Another reason for a low ADR can be inadequate patient sedation. In the past, most colonoscopies were performed by using ‘moderate sedation’, that is, sedative medications administered by the physician performing the colonoscopy that result in the patient being sleepy but arousable. It can be difficult to perform a thorough colon visualization if patients are insufficiently sedated. Because of this, more colonoscopies are now being performed using ‘deep sedation’ that causes the patient to be asleep and less arousable during the procedure. Deep sedation requires a second provider to administer the sedative medication, generally an anesthesiologist or a CRNA. Deep sedation is often preferred for colonoscopies performed on patients with co-morbid medical conditions such as sleep apnea, COPD, or heart failure. It may also be preferred in patients who are highly anxious, have low pain thresholds, or who have been difficult to sedate in the past. Increasing the availability of deep sedation for screening colonoscopies is one tactic that the hospital can take to improve its overall adenoma detection rate.
Everyone wins with a high ADR
Endoscopy units are often sites of ‘turf battles’ between different physicians, different medical groups, and different specialties. A common conflict is between gastroenterologists and general surgeons, both of whom want to have a piece of the screening colonoscopy business. My own philosophy has always been that any physician credentialed to do a procedure should have equal access to the procedure areas where that procedure is performed. In the future, it should not be the physician’s specialty that determines who performs screening colonoscopies, it should be the physicians’ ADR that determines who performs screening colonoscopies.
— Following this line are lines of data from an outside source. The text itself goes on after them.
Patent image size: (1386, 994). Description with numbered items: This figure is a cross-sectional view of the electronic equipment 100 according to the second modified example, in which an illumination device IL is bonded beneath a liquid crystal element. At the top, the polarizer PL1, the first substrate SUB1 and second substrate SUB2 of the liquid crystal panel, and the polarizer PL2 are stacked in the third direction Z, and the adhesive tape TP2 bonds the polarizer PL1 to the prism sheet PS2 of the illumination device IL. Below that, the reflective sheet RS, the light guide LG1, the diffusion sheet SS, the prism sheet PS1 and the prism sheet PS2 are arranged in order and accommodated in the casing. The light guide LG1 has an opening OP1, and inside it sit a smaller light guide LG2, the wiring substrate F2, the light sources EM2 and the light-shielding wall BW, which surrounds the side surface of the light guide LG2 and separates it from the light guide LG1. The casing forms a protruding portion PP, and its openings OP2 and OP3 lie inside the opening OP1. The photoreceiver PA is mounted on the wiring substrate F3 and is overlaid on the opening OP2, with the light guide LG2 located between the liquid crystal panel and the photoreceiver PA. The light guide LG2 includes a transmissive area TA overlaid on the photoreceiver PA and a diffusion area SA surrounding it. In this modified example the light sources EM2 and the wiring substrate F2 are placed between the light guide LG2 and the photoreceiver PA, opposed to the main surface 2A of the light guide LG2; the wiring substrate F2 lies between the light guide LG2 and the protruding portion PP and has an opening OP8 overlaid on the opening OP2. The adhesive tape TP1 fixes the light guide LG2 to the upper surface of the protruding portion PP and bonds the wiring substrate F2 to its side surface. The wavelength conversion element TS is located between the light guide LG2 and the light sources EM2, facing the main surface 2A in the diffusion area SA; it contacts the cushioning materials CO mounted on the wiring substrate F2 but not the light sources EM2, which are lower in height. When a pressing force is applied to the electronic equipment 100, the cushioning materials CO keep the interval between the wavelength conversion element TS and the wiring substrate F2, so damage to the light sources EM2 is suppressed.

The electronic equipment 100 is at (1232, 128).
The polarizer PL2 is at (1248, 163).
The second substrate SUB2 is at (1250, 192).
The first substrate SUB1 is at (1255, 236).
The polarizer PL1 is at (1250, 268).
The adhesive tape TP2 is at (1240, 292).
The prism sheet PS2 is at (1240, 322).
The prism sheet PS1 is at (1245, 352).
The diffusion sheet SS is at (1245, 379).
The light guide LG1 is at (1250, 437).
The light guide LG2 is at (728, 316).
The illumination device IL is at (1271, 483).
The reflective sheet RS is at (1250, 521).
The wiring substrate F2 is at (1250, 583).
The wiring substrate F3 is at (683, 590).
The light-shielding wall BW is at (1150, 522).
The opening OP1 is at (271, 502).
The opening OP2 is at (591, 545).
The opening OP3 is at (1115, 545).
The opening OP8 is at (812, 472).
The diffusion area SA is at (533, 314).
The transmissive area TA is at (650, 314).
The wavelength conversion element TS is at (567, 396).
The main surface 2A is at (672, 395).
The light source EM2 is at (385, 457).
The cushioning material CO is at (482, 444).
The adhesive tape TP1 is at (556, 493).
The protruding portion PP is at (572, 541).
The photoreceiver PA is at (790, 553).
A high adenoma detection rate means more colon cancers are prevented and that is a win for the patients. A high rate also means that fewer colon cancers are missed and that is a win for physicians who can avoid costly medical malpractice lawsuits for failure to diagnose. And a high rate is a win for the hospital which can avoid negative publicity from missed cancers. It is time for the ADR to be a routine quality measure in our hospitals.